When Tucker Caliban leaves, all the other black residents follow. Dumbfounded and rattled, the town’s whites pretend they don’t care about what’s happening. With wide eyes, whites witness an exodus of lifetime black residents. Their maids, farm helpers, floor sweepers, and cooks are leaving.
Why does Tucker Caliban—respected even by whites—leave? Whites are no longer slavemasters. Blacks are free. They have jobs. What possible gripes could blacks have to abandon their homes, schools, churches, and jobs? The whites ponder and ponder. Tucker Caliban and the black population’s sudden departure is a huge jigsaw puzzle. None of the town’s white opinion leaders can fit the pieces together.
But does one race ever fully understand another race? Do whites understand blacks? Do blacks understand whites? Living in proximity for years in the same town, city, and state, the two races are a continent apart.

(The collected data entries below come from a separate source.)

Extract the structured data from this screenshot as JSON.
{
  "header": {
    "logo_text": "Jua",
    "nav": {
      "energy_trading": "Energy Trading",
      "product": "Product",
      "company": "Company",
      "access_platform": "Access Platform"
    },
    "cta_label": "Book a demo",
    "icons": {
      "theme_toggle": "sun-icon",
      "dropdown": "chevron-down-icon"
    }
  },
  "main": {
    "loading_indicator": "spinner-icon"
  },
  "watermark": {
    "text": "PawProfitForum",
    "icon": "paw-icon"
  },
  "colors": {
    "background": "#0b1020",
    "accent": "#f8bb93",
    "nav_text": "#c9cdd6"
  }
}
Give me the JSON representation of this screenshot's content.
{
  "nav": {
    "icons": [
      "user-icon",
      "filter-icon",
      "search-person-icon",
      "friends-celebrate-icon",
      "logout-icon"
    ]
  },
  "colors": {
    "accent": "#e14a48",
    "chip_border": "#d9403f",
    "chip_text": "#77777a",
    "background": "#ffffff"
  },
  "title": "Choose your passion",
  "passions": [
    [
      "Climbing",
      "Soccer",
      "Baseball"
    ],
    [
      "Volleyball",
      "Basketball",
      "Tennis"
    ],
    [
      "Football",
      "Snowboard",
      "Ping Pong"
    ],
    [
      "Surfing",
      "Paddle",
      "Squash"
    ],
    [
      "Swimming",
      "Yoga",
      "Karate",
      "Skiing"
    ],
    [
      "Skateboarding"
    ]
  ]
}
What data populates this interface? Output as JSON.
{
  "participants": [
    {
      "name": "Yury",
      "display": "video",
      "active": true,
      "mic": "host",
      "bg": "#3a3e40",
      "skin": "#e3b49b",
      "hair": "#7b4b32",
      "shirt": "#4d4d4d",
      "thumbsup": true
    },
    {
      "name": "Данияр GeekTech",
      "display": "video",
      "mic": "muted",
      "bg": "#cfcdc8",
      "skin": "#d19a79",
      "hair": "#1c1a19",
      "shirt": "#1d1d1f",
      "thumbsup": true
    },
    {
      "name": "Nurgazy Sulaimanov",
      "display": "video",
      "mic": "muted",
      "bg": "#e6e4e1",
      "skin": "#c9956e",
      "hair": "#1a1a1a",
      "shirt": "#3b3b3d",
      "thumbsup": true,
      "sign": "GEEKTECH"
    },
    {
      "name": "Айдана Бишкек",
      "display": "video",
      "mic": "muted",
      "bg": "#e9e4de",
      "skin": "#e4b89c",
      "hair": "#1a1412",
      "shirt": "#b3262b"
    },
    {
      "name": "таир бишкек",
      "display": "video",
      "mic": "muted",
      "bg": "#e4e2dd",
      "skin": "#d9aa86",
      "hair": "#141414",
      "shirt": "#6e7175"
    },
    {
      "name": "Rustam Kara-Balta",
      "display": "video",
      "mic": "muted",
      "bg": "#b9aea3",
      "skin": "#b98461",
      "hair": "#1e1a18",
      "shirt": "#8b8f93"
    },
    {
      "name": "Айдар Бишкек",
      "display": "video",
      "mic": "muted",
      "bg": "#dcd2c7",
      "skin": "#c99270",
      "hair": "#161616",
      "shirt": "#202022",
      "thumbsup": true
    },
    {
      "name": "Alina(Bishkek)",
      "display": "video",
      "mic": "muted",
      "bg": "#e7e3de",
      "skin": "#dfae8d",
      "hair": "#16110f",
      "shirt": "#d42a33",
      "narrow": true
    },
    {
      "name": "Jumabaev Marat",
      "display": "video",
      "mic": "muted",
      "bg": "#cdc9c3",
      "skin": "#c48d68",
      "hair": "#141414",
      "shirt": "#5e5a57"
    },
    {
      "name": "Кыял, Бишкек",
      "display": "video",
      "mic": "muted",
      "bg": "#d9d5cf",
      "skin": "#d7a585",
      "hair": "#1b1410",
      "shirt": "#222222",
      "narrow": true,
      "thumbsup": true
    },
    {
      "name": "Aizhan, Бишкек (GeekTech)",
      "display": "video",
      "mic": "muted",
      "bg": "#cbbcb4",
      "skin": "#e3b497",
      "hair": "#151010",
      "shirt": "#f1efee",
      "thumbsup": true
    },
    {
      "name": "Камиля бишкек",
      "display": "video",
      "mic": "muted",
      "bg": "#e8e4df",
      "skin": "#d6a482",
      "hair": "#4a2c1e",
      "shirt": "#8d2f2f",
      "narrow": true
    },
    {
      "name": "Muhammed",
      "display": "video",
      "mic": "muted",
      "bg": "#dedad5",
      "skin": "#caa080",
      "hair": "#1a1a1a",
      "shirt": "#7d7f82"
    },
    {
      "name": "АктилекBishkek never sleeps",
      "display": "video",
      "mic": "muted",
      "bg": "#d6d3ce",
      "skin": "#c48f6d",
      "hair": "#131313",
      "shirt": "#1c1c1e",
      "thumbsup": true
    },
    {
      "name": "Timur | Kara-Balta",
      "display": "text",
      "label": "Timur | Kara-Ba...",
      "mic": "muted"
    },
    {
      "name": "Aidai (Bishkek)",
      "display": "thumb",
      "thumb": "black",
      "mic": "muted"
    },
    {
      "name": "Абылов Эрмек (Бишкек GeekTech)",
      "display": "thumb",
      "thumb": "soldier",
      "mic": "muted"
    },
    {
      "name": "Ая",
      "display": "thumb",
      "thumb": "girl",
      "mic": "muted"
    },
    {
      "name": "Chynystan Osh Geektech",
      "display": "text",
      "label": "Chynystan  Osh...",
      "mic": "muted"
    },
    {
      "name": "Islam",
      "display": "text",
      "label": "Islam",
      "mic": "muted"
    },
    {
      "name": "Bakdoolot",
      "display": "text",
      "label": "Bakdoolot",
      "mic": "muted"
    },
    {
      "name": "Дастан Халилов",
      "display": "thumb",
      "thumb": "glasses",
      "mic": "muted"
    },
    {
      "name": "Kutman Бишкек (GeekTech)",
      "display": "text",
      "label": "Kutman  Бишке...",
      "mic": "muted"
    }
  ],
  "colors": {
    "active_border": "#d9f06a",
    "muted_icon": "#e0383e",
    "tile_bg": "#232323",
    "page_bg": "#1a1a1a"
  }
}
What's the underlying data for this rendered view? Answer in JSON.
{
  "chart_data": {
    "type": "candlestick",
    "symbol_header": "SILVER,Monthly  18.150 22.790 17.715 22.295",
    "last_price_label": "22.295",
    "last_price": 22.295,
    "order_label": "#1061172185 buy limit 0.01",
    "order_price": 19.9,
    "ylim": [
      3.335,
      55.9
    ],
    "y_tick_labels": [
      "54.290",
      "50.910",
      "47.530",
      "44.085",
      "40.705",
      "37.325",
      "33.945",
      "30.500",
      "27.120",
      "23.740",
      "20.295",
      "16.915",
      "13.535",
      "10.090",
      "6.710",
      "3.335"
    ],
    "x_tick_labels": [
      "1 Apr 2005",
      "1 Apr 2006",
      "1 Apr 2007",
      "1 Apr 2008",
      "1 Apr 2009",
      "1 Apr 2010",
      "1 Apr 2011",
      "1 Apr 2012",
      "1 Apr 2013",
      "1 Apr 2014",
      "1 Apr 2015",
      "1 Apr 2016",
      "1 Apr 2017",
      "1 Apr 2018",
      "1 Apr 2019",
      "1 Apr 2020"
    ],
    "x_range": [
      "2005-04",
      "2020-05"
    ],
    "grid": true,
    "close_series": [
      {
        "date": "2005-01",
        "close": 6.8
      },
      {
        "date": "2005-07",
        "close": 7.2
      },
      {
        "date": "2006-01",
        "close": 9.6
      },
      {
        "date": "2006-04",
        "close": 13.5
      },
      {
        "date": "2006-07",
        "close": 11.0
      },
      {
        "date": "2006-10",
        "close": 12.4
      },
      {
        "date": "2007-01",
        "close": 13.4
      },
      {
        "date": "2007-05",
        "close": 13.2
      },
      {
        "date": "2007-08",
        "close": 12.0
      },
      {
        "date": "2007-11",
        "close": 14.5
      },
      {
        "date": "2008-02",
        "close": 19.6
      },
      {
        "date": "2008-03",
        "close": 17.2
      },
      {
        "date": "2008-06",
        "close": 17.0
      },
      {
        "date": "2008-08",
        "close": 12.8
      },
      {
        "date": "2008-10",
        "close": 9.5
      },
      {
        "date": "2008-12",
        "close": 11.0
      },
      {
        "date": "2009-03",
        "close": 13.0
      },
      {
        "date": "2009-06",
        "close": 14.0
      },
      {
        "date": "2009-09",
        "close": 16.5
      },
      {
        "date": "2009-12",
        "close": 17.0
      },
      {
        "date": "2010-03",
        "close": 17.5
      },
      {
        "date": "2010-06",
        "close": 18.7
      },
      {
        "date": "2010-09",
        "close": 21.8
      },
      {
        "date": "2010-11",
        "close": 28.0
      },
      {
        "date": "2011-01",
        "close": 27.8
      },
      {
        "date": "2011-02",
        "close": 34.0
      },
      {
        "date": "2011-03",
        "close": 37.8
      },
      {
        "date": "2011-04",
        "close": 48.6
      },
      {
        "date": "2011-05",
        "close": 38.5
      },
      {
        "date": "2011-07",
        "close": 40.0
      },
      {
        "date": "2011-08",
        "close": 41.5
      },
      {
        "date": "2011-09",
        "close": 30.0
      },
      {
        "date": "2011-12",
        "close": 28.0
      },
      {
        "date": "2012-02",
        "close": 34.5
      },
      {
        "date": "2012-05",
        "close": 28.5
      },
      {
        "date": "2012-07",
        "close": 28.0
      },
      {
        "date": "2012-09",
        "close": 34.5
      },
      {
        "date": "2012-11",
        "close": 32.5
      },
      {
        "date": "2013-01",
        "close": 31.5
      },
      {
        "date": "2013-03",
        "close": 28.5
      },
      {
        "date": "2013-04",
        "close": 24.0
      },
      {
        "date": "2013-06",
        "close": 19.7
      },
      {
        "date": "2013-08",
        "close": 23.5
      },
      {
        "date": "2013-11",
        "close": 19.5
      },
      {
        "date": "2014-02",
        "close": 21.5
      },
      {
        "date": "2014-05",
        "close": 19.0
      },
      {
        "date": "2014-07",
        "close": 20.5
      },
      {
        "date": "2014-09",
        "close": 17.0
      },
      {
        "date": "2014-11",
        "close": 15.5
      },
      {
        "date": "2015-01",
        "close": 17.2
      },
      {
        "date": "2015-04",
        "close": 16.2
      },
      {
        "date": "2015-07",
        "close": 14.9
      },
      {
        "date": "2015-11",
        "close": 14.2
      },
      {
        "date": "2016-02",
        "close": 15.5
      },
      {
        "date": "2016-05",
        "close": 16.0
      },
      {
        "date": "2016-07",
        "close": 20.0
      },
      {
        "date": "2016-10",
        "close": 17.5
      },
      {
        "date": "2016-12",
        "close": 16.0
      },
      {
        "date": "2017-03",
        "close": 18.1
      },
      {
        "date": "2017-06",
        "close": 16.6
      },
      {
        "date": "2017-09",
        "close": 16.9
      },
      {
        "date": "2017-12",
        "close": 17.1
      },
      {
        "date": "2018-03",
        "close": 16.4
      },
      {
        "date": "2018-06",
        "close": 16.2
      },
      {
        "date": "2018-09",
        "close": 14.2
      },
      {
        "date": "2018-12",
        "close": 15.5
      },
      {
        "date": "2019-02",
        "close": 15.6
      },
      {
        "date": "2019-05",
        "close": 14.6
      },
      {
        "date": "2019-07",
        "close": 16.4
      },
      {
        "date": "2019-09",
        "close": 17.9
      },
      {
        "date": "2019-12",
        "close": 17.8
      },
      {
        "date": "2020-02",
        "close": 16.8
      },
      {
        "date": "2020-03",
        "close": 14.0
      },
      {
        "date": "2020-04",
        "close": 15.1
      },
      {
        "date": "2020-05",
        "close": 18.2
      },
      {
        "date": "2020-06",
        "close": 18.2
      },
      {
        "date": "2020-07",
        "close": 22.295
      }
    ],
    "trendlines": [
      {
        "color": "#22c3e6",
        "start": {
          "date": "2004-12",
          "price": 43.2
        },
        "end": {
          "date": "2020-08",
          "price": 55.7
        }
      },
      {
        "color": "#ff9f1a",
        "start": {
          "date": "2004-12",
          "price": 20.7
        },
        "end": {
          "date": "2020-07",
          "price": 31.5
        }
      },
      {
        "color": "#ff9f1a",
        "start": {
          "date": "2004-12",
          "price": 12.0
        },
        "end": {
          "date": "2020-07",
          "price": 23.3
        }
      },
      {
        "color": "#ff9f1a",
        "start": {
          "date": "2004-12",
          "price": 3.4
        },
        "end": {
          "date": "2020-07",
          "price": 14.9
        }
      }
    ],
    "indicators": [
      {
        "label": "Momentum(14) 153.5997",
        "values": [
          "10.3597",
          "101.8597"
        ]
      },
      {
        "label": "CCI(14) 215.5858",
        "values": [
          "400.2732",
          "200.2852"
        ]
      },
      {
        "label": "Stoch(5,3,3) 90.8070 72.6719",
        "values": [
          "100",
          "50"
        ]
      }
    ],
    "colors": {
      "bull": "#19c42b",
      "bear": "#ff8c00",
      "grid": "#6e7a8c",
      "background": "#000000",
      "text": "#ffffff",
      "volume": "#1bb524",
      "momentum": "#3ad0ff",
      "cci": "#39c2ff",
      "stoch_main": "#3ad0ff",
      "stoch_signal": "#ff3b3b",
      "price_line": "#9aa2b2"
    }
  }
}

But the town’s whites know one thing.
The actions of Tucker Caliban, One Black Man, aren’t the actions of a typical Negro.
Tucker Caliban is a descendant of the African, a captive slave who had refused to be a slave. Tucker Caliban looks nothing like his herculean ancestor. Tucker Caliban is a petite Negro who wears spectacles. But everyone knows he has the African’s blood.
The African paid the ultimate price for his freedom. Tucker Caliban pays a different price for his freedom. One day Tucker Caliban realizes he lost something he didn’t even know that he owned.
Most of the story is from several of the white residents’ viewpoints.
The town’s whites consider what or who to blame for the exodus. How will they fare with the Negroes leaving?
The story is an allegory with lots of symbolic references.
What does it mean to be an African in America opposed to an African American?